銃を所持していた男は前に倒れ込み、ヘル○・エンジェルスの一人が、逃げ惑う人混みを搔き分けながら近くに駆け寄った。そして、男の手首を掴むと銃を持った手を高々と持ち上げ、ナイフで男の体を刺し始めた。長身の銃がステージのライトに反射して銀色に光っていた」
貴教はここぞとばかりに捲し立てる。
「いくらデ○ープ・ステイトの狗で、拝金主義者のブルジャワでも、いや、拝金主義のブルジャワだったら、拝金主義者のブルジャワならばこそ、だ。そんなふうに自分の命を危険に曝すと思うのか? 主演監督自分、自作自演の三文芝居の茶番で、自分の命を射的の的みたいに晒すと思うか? 自分が殺されかねないようなシチュエーションに自分を置くと思うのか? ありえ…」
「ありえねえだろうが!」と声量の限りで絶叫してやろうとしたら、その途中で、
「うん。まあ、それはそうだな」
テ○アイその一があっさりと言った。
「そりゃそうだ」
「そりゃそうだな」
貴教を押さえつけていたテ○アイその二も三もあっさりと納得した。
「へっ?」
観衆も静かになっていた。
「えっ?」
すると、テ○アイその一、その二、その三は、くるりと背中を貴教に向けると、すたすたと舞台から掃けてしまった。
「はあっ?」
観衆も静々と席を立ち、粛々と退場し始めた。
「はあっつ?」
何と予備審問はあっという間に散会してしまったのだ。
「何だそりゃ!」
それだけ叫ぶと、貴教はそのままその場で呆然としてしまった。
一体どれだけ時間が経ったのだろうか? 気が付くと掃除機の音が聞こえてきた。

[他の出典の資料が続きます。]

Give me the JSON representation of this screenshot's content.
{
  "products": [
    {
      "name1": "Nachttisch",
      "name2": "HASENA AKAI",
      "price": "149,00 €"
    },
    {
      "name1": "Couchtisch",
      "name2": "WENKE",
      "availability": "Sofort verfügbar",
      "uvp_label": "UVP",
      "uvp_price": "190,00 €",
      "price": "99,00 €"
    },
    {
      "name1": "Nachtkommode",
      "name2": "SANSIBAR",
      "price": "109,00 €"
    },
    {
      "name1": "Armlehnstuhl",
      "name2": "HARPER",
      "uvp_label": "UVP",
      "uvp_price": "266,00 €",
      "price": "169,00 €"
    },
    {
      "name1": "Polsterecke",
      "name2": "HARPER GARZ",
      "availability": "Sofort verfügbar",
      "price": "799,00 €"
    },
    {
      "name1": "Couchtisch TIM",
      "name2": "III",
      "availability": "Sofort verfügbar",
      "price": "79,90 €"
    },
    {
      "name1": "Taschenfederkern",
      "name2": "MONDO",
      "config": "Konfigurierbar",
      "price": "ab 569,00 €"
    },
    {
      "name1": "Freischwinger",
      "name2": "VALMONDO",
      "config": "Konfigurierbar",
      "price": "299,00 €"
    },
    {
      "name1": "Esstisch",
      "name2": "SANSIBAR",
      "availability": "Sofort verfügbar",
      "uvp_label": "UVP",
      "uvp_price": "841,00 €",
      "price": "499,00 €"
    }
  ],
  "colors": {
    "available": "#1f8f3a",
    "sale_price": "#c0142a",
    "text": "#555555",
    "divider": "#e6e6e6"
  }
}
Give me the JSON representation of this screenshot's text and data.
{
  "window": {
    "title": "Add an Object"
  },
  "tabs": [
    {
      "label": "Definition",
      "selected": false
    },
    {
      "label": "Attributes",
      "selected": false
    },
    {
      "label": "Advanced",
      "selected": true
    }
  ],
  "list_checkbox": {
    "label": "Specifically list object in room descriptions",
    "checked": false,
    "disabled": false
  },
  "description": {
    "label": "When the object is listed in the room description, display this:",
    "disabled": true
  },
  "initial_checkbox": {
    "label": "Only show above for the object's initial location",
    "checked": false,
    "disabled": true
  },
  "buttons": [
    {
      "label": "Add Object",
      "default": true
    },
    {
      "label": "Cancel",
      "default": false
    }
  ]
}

おばさんが会場の清掃活動に勤しんでいた。
まだ何が起きたのか把握しかねていた貴教であったが、
「こんなんなんですか?」
と言葉を発する事は出来た。
おばさんは掃除機のスイッチを切って近寄ってきてくれた。
「こんなふうなんですか? いつも」
再度尋ねた。
「『こんな』と言いますと?」
「予備審問っていうのは、いつもこんな感じなんですか?」
「そうかもしれませんし、そうじゃないかもしれません」
?
貴教はポカンとしてしまった。
(何を言っているんだ? このおばさん)
言っていることが、そもそもおかしいのではなかろうか?
(会場が違うというのだろうか? ハコのキャパとか客層とか? でなければ、裁判の形式が違ってくるというのだろうか?)
ここまで考えてみたところで、
(若しかしたら……。
いや、そんなことが…)
気が付かない方がいいことに気付いてしまった。
Ⅰの4でアウディ(貴教の愛車である緑のポルシェ930ターボでは無い)を登場させます。930ターボ(ー)の前の愛車だったというのではありません。抑、アウディ、車ではありませんし。レイとかフォロンみたいなAIでも勿論ありません。
Ⅰの4発動迄お楽しみに。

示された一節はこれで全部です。